BACKDOORS IT KNOWLEDGE BASE

Target: clear, short, tool‑agnostic. Stack examples: Dynatrace, Grafana/Prometheus/Loki, Splunk, OpenTelemetry.


Purpose

Know what’s broken, why, and how to fix it before users notice. Tie signals to business SLOs (availability, latency) and make teams accountable.


What to watch (the essentials)

Golden signals for every service:

  • Latency: p50/p95 request time (and DB time).
  • Traffic: RPS/QPS, concurrency, queue depth.
  • Errors: 5xx, timeouts, failed jobs.
  • Saturation: CPU, memory, disk IO, network, pod restarts.
    Plus KOB health:
  • Control plane: API server, etcd, scheduler, controller.
  • Node health: pressure (CPU/mem/disk), kubelet, CNI.
  • Deploy health: readiness/liveness failures, crash loops.

Tool roles (minimal mental model)

  • Dynatrace: deep APM (code‑level traces), RUM, Davis AI for anomaly detection, Service maps.
  • Grafana + Prometheus: real‑time metrics, SLO burn‑rate, capacity dashboards, Alertmanager.
  • Loki (or ELK): app and platform logs, quick correlation with labels (namespace, pod, container).
  • Splunk: log archive, compliance, security analytics/SIEM, long‑term investigations.
  • OpenTelemetry: one collector for metrics/logs/traces → route to Dynatrace/Grafana/Splunk without agent sprawl.

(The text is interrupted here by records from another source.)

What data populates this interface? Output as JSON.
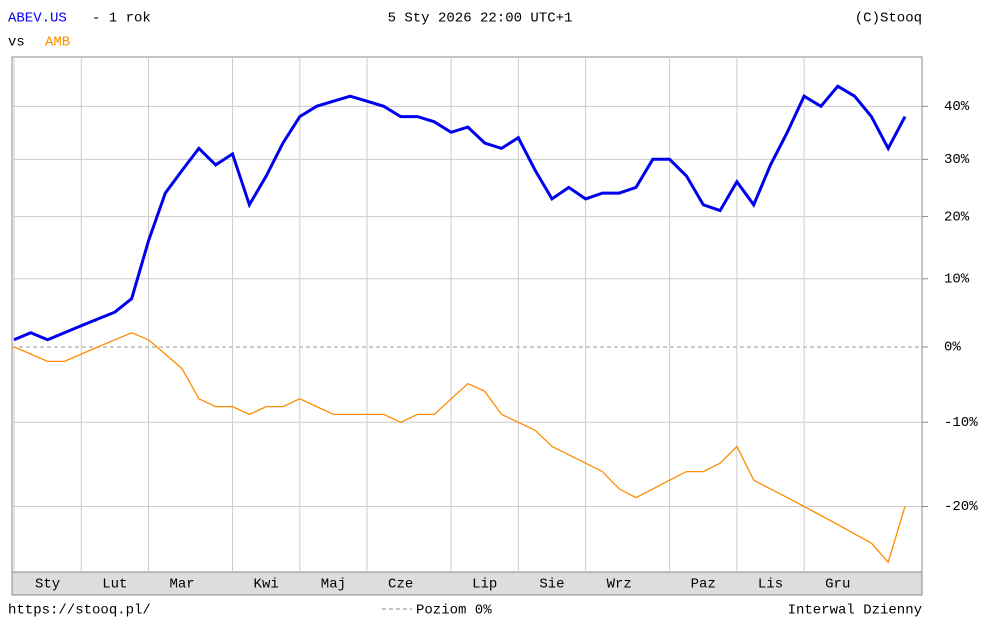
{
  "chart_data": {
    "type": "line",
    "title": "5 Sty 2026 22:00 UTC+1",
    "period": "- 1 rok",
    "vs_label": "vs",
    "credit": "(C)Stooq",
    "source": "https://stooq.pl/",
    "zero_line_label": "Poziom 0%",
    "interval": "Interwal Dzienny",
    "log_scale": true,
    "grid": true,
    "categories": [
      null,
      null,
      "Sty",
      null,
      null,
      null,
      "Lut",
      null,
      null,
      null,
      "Mar",
      null,
      null,
      null,
      null,
      "Kwi",
      null,
      null,
      null,
      "Maj",
      null,
      null,
      null,
      "Cze",
      null,
      null,
      null,
      null,
      "Lip",
      null,
      null,
      null,
      "Sie",
      null,
      null,
      null,
      "Wrz",
      null,
      null,
      null,
      null,
      "Paz",
      null,
      null,
      null,
      "Lis",
      null,
      null,
      null,
      "Gru",
      null,
      null,
      null,
      null
    ],
    "series": [
      {
        "name": "ABEV.US",
        "color": "#0000ee",
        "values": [
          1,
          2,
          1,
          2,
          3,
          4,
          5,
          7,
          16,
          24,
          28,
          32,
          29,
          31,
          22,
          27,
          33,
          38,
          40,
          41,
          42,
          41,
          40,
          38,
          38,
          37,
          35,
          36,
          33,
          32,
          34,
          28,
          23,
          25,
          23,
          24,
          24,
          25,
          30,
          30,
          27,
          22,
          21,
          26,
          22,
          29,
          35,
          42,
          40,
          44,
          42,
          38,
          32,
          38
        ]
      },
      {
        "name": "AMB",
        "color": "#ff8c00",
        "values": [
          0,
          -1,
          -2,
          -2,
          -1,
          0,
          1,
          2,
          1,
          -1,
          -3,
          -7,
          -8,
          -8,
          -9,
          -8,
          -8,
          -7,
          -8,
          -9,
          -9,
          -9,
          -9,
          -10,
          -9,
          -9,
          -7,
          -5,
          -6,
          -9,
          -10,
          -11,
          -13,
          -14,
          -15,
          -16,
          -18,
          -19,
          -18,
          -17,
          -16,
          -16,
          -15,
          -13,
          -17,
          -18,
          -19,
          -20,
          -21,
          -22,
          -23,
          -24,
          -26,
          -20
        ]
      }
    ],
    "ylim": [
      -27,
      50
    ],
    "yticks": [
      {
        "value": 40,
        "label": "40%"
      },
      {
        "value": 30,
        "label": "30%"
      },
      {
        "value": 20,
        "label": "20%"
      },
      {
        "value": 10,
        "label": "10%"
      },
      {
        "value": 0,
        "label": "0%"
      },
      {
        "value": -10,
        "label": "-10%"
      },
      {
        "value": -20,
        "label": "-20%"
      }
    ]
  }
}
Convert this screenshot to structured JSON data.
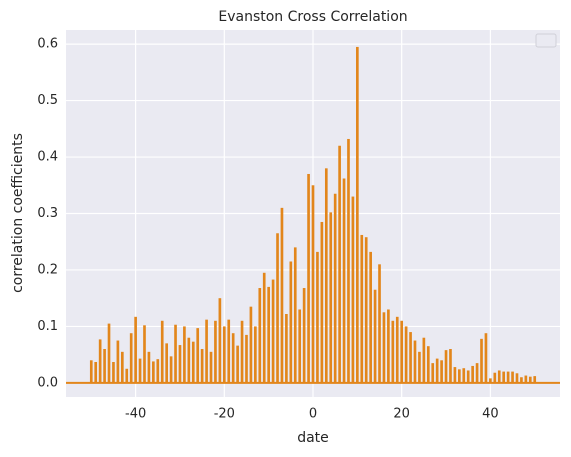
{
  "chart_data": {
    "type": "bar",
    "title": "Evanston Cross Correlation",
    "x_label": "date",
    "y_label": "correlation coefficients",
    "x": [
      -50,
      -49,
      -48,
      -47,
      -46,
      -45,
      -44,
      -43,
      -42,
      -41,
      -40,
      -39,
      -38,
      -37,
      -36,
      -35,
      -34,
      -33,
      -32,
      -31,
      -30,
      -29,
      -28,
      -27,
      -26,
      -25,
      -24,
      -23,
      -22,
      -21,
      -20,
      -19,
      -18,
      -17,
      -16,
      -15,
      -14,
      -13,
      -12,
      -11,
      -10,
      -9,
      -8,
      -7,
      -6,
      -5,
      -4,
      -3,
      -2,
      -1,
      0,
      1,
      2,
      3,
      4,
      5,
      6,
      7,
      8,
      9,
      10,
      11,
      12,
      13,
      14,
      15,
      16,
      17,
      18,
      19,
      20,
      21,
      22,
      23,
      24,
      25,
      26,
      27,
      28,
      29,
      30,
      31,
      32,
      33,
      34,
      35,
      36,
      37,
      38,
      39,
      40,
      41,
      42,
      43,
      44,
      45,
      46,
      47,
      48,
      49,
      50
    ],
    "values": [
      0.04,
      0.037,
      0.077,
      0.06,
      0.105,
      0.037,
      0.075,
      0.055,
      0.025,
      0.088,
      0.117,
      0.043,
      0.102,
      0.055,
      0.038,
      0.042,
      0.11,
      0.07,
      0.047,
      0.103,
      0.067,
      0.1,
      0.08,
      0.073,
      0.097,
      0.06,
      0.112,
      0.055,
      0.11,
      0.15,
      0.1,
      0.112,
      0.088,
      0.066,
      0.11,
      0.085,
      0.135,
      0.1,
      0.168,
      0.195,
      0.17,
      0.183,
      0.265,
      0.31,
      0.122,
      0.215,
      0.24,
      0.13,
      0.168,
      0.37,
      0.35,
      0.232,
      0.285,
      0.38,
      0.302,
      0.335,
      0.42,
      0.362,
      0.432,
      0.33,
      0.595,
      0.262,
      0.258,
      0.232,
      0.165,
      0.21,
      0.125,
      0.13,
      0.11,
      0.117,
      0.11,
      0.1,
      0.09,
      0.075,
      0.055,
      0.08,
      0.065,
      0.035,
      0.043,
      0.04,
      0.058,
      0.06,
      0.028,
      0.024,
      0.026,
      0.022,
      0.03,
      0.035,
      0.078,
      0.088,
      0.008,
      0.018,
      0.022,
      0.02,
      0.02,
      0.02,
      0.017,
      0.01,
      0.013,
      0.011,
      0.012
    ],
    "color": "#e2861b",
    "xlim": [
      -55.7,
      55.7
    ],
    "xticks": [
      -40,
      -20,
      0,
      20,
      40
    ],
    "ylim": [
      -0.025,
      0.625
    ],
    "yticks": [
      {
        "value": 0,
        "label": "0.0"
      },
      0.1,
      0.2,
      0.3,
      0.4,
      0.5,
      0.6
    ],
    "grid": true
  }
}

Reference pattern (simple)

  1. Instrument apps with OpenTelemetry SDK/auto‑instrumentation.
  2. Sidecars/DaemonSets: node exporter, kube‑state‑metrics, cAdvisor.
  3. Prometheus scrapes metrics → Grafana dashboards & Alertmanager.
  4. Traces → Dynatrace (APM); sample to Tempo if needed.
  5. Logs → Loki for ops + Splunk for retention/SIEM.
  6. SLOs in Grafana (or Dynatrace SLOs) with burn‑rate alerts.

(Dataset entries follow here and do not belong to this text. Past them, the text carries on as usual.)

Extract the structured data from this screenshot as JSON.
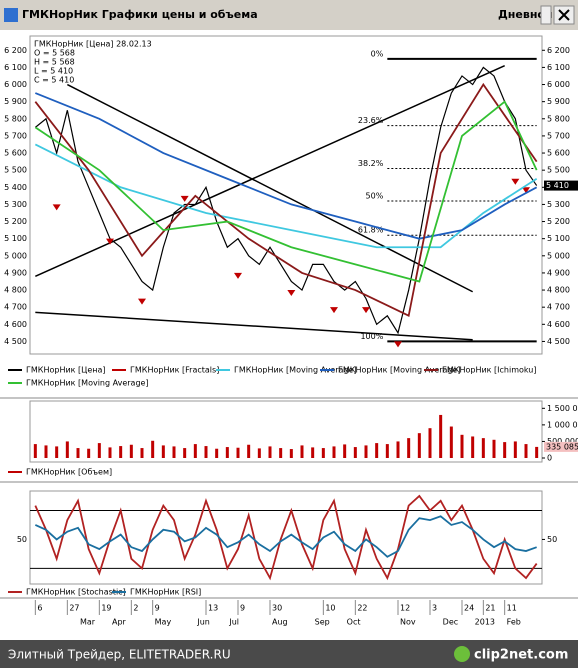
{
  "window": {
    "title": "ГМКНорНик Графики цены и объема",
    "period": "Дневной"
  },
  "footer": {
    "left": "Элитный Трейдер, ELITETRADER.RU",
    "logo": "clip2net.com"
  },
  "chart_data": [
    {
      "type": "line",
      "header": [
        "ГМКНорНик [Цена] 28.02.13",
        "O = 5 568",
        "H = 5 568",
        "L = 5 410",
        "C = 5 410"
      ],
      "categories": [
        "6",
        null,
        null,
        "27",
        null,
        null,
        "19",
        null,
        null,
        "2",
        null,
        "9",
        null,
        null,
        null,
        null,
        "13",
        null,
        null,
        "9",
        null,
        null,
        "30",
        null,
        null,
        null,
        null,
        "10",
        null,
        null,
        "22",
        null,
        null,
        null,
        "12",
        null,
        null,
        "3",
        null,
        null,
        "24",
        null,
        "21",
        null,
        "11",
        null,
        null,
        null
      ],
      "months": [
        null,
        null,
        null,
        null,
        "Mar",
        null,
        null,
        "Apr",
        null,
        null,
        null,
        "May",
        null,
        null,
        null,
        "Jun",
        null,
        null,
        "Jul",
        null,
        null,
        null,
        "Aug",
        null,
        null,
        null,
        "Sep",
        null,
        null,
        "Oct",
        null,
        null,
        null,
        null,
        "Nov",
        null,
        null,
        null,
        "Dec",
        null,
        null,
        "2013",
        null,
        null,
        "Feb",
        null,
        null,
        null
      ],
      "series": [
        {
          "name": "ГМКНорНик [Цена]",
          "color": "#000000",
          "style": "line",
          "values": [
            5750,
            5800,
            5600,
            5850,
            5550,
            5400,
            5250,
            5100,
            5050,
            4950,
            4850,
            4800,
            5050,
            5250,
            5300,
            5300,
            5400,
            5200,
            5050,
            5100,
            5000,
            4950,
            5050,
            4950,
            4850,
            4800,
            4950,
            4950,
            4850,
            4800,
            4850,
            4750,
            4600,
            4650,
            4550,
            4800,
            5100,
            5450,
            5750,
            5950,
            6050,
            6000,
            6100,
            6050,
            5900,
            5800,
            5500,
            5410
          ],
          "value_labels": [
            null,
            null,
            null,
            null,
            null,
            null,
            null,
            null,
            null,
            null,
            null,
            null,
            null,
            null,
            null,
            null,
            null,
            null,
            null,
            null,
            null,
            null,
            null,
            null,
            null,
            null,
            null,
            null,
            null,
            null,
            null,
            null,
            null,
            null,
            null,
            null,
            null,
            null,
            null,
            null,
            null,
            null,
            null,
            null,
            null,
            null,
            null,
            "5 410"
          ]
        },
        {
          "name": "ГМКНорНик [Fractals]",
          "color": "#c00000",
          "style": "markers",
          "x": [
            2,
            7,
            10,
            14,
            19,
            24,
            28,
            31,
            34,
            45,
            46
          ],
          "values": [
            5300,
            5100,
            4750,
            5350,
            4900,
            4800,
            4700,
            4700,
            4500,
            5450,
            5400
          ]
        },
        {
          "name": "ГМКНорНик [Moving Average]",
          "color": "#3fc8e0",
          "style": "line",
          "x": [
            0,
            8,
            16,
            24,
            32,
            38,
            42,
            47
          ],
          "values": [
            5650,
            5400,
            5250,
            5150,
            5050,
            5050,
            5250,
            5450
          ]
        },
        {
          "name": "ГМКНорНик [Moving Average]",
          "color": "#1f5fbf",
          "style": "line",
          "x": [
            0,
            6,
            12,
            18,
            24,
            30,
            36,
            40,
            44,
            47
          ],
          "values": [
            5950,
            5800,
            5600,
            5450,
            5300,
            5200,
            5100,
            5150,
            5300,
            5400
          ]
        },
        {
          "name": "ГМКНорНик [Ichimoku]",
          "color": "#8b1a1a",
          "style": "line",
          "x": [
            0,
            5,
            10,
            15,
            20,
            25,
            30,
            35,
            38,
            42,
            47
          ],
          "values": [
            5900,
            5500,
            5000,
            5350,
            5100,
            4900,
            4800,
            4650,
            5600,
            6000,
            5550
          ]
        },
        {
          "name": "ГМКНорНик [Moving Average]",
          "color": "#33c033",
          "style": "line",
          "x": [
            0,
            6,
            12,
            18,
            24,
            30,
            36,
            40,
            44,
            47
          ],
          "values": [
            5750,
            5500,
            5150,
            5200,
            5050,
            4950,
            4850,
            5700,
            5900,
            5500
          ]
        }
      ],
      "fib_levels": [
        {
          "label": "0%",
          "value": 6150
        },
        {
          "label": "23.6%",
          "value": 5760
        },
        {
          "label": "38.2%",
          "value": 5510
        },
        {
          "label": "50%",
          "value": 5320
        },
        {
          "label": "61.8%",
          "value": 5120
        },
        {
          "label": "100%",
          "value": 4500
        }
      ],
      "fib_x": [
        33,
        47
      ],
      "trend_lines": [
        {
          "x": [
            0,
            44
          ],
          "y": [
            4880,
            6110
          ]
        },
        {
          "x": [
            3,
            41
          ],
          "y": [
            6000,
            4790
          ]
        },
        {
          "x": [
            0,
            41
          ],
          "y": [
            4670,
            4510
          ]
        }
      ],
      "ylim": [
        4450,
        6260
      ],
      "yticks": [
        {
          "value": 4500,
          "label": "4 500"
        },
        {
          "value": 4600,
          "label": "4 600"
        },
        {
          "value": 4700,
          "label": "4 700"
        },
        {
          "value": 4800,
          "label": "4 800"
        },
        {
          "value": 4900,
          "label": "4 900"
        },
        {
          "value": 5000,
          "label": "5 000"
        },
        {
          "value": 5100,
          "label": "5 100"
        },
        {
          "value": 5200,
          "label": "5 200"
        },
        {
          "value": 5300,
          "label": "5 300"
        },
        {
          "value": 5400,
          "label": "5 400"
        },
        {
          "value": 5500,
          "label": "5 500"
        },
        {
          "value": 5600,
          "label": "5 600"
        },
        {
          "value": 5700,
          "label": "5 700"
        },
        {
          "value": 5800,
          "label": "5 800"
        },
        {
          "value": 5900,
          "label": "5 900"
        },
        {
          "value": 6000,
          "label": "6 000"
        },
        {
          "value": 6100,
          "label": "6 100"
        },
        {
          "value": 6200,
          "label": "6 200"
        }
      ]
    },
    {
      "type": "bar",
      "series": [
        {
          "name": "ГМКНорНик [Объем]",
          "color": "#c00000",
          "values": [
            420000,
            380000,
            350000,
            500000,
            300000,
            280000,
            450000,
            320000,
            360000,
            400000,
            300000,
            520000,
            380000,
            350000,
            300000,
            420000,
            360000,
            280000,
            330000,
            310000,
            400000,
            290000,
            350000,
            300000,
            270000,
            380000,
            320000,
            300000,
            350000,
            410000,
            330000,
            380000,
            450000,
            420000,
            500000,
            600000,
            750000,
            900000,
            1300000,
            950000,
            700000,
            650000,
            600000,
            550000,
            480000,
            500000,
            420000,
            335085
          ],
          "value_labels": [
            null,
            null,
            null,
            null,
            null,
            null,
            null,
            null,
            null,
            null,
            null,
            null,
            null,
            null,
            null,
            null,
            null,
            null,
            null,
            null,
            null,
            null,
            null,
            null,
            null,
            null,
            null,
            null,
            null,
            null,
            null,
            null,
            null,
            null,
            null,
            null,
            null,
            null,
            null,
            null,
            null,
            null,
            null,
            null,
            null,
            null,
            null,
            "335 085"
          ]
        }
      ],
      "ylim": [
        0,
        1600000
      ],
      "yticks": [
        {
          "value": 0,
          "label": "0"
        },
        {
          "value": 500000,
          "label": "500 000"
        },
        {
          "value": 1000000,
          "label": "1 000 000"
        },
        {
          "value": 1500000,
          "label": "1 500 000"
        }
      ]
    },
    {
      "type": "line",
      "series": [
        {
          "name": "ГМКНорНик [Stochastic]",
          "color": "#b22222",
          "style": "line",
          "values": [
            85,
            60,
            30,
            70,
            90,
            40,
            15,
            50,
            80,
            30,
            20,
            60,
            85,
            70,
            30,
            55,
            90,
            60,
            20,
            40,
            75,
            30,
            10,
            50,
            80,
            45,
            20,
            70,
            90,
            40,
            15,
            60,
            30,
            10,
            40,
            85,
            95,
            80,
            90,
            70,
            85,
            60,
            30,
            15,
            50,
            20,
            10,
            25
          ]
        },
        {
          "name": "ГМКНорНик [RSI]",
          "color": "#1a6fa0",
          "style": "line",
          "values": [
            65,
            60,
            50,
            58,
            62,
            45,
            40,
            48,
            55,
            42,
            38,
            50,
            60,
            58,
            48,
            52,
            62,
            55,
            42,
            47,
            55,
            45,
            38,
            48,
            55,
            47,
            40,
            52,
            58,
            45,
            38,
            50,
            42,
            32,
            38,
            60,
            72,
            70,
            74,
            65,
            68,
            60,
            50,
            42,
            48,
            40,
            38,
            42
          ]
        }
      ],
      "levels": [
        80,
        20
      ],
      "ylim": [
        8,
        96
      ],
      "yticks": [
        50
      ]
    }
  ]
}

Alerts that matter (keep it tight)

  • SLO burn‑rate: 1h/6h windows for availability & latency.
  • Error rate: >X% for Y minutes by service.
  • CrashLoopBackOff spike or restart storm.
  • Pod unschedulable (node pressure/taints) and PDB violations.
  • etcd/Apiserver latency and leader health.
  • Storage: PVC pending, volume errors, high fs usage.

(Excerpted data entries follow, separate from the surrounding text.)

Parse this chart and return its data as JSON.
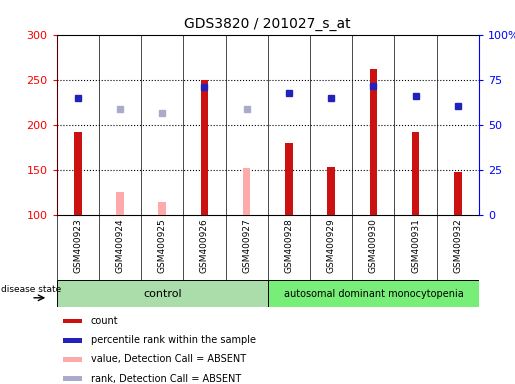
{
  "title": "GDS3820 / 201027_s_at",
  "samples": [
    "GSM400923",
    "GSM400924",
    "GSM400925",
    "GSM400926",
    "GSM400927",
    "GSM400928",
    "GSM400929",
    "GSM400930",
    "GSM400931",
    "GSM400932"
  ],
  "red_values": [
    192,
    null,
    null,
    250,
    null,
    180,
    153,
    262,
    192,
    148
  ],
  "pink_values": [
    null,
    125,
    115,
    null,
    152,
    null,
    null,
    null,
    null,
    null
  ],
  "blue_values": [
    230,
    null,
    null,
    242,
    null,
    235,
    230,
    243,
    232,
    221
  ],
  "lightblue_values": [
    null,
    218,
    213,
    null,
    218,
    null,
    null,
    null,
    null,
    null
  ],
  "ylim": [
    100,
    300
  ],
  "yticks": [
    100,
    150,
    200,
    250,
    300
  ],
  "ytick_labels_right": [
    "0",
    "25",
    "50",
    "75",
    "100%"
  ],
  "control_label": "control",
  "disease_label": "autosomal dominant monocytopenia",
  "disease_state_label": "disease state",
  "legend_labels": [
    "count",
    "percentile rank within the sample",
    "value, Detection Call = ABSENT",
    "rank, Detection Call = ABSENT"
  ],
  "bar_width": 0.18,
  "red_color": "#cc1111",
  "pink_color": "#ffaaaa",
  "blue_color": "#2222bb",
  "lightblue_color": "#aaaacc",
  "plot_bg": "#ffffff",
  "label_bg": "#cccccc",
  "control_bg": "#aaddaa",
  "disease_bg": "#77ee77"
}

Noise‑killers: alert on symptoms, not every container event; route detail to runbooks.


Dashboards to publish (one page each)

  1. Exec SLO view: uptime, latency percentiles, top failing services, user impact.
  2. Service owner: golden signals, dependency map, recent deploys vs errors.
  3. Platform: node capacity, control‑plane health, CNI/CSI status, queue backlogs.
  4. Cost/capacity: CPU/mem requests vs usage, idle %, hotspot namespaces.

Operating model

  • Ownership: platform team owns cluster SLO; app teams own service SLOs and on‑call.
  • Everything as code: dashboards, alerts, SLOs in Git. PR = change.
  • Runbooks: for top incidents (deploy rollback, node drain, PVC restore, apiserver degraded).
  • Drills: quarterly chaos/game days; measure MTTR.

Rollout in 5 moves

  1. Define 2–3 business SLOs; map services to them.
  2. Ship OpenTelemetry and baseline scrapes/logs.
  3. Stand up Grafana/Prometheus/Loki; wire Dynatrace traces; archive to Splunk.
  4. Create the four dashboards; add burn‑rate alerts.
  5. Do one game day; fix gaps; repeat monthly.

Bottom line

If you can see golden signals + traces per service, control‑plane health, and have SLO burn‑rate alerts with clean runbooks, you’re observability‑ready for KOB.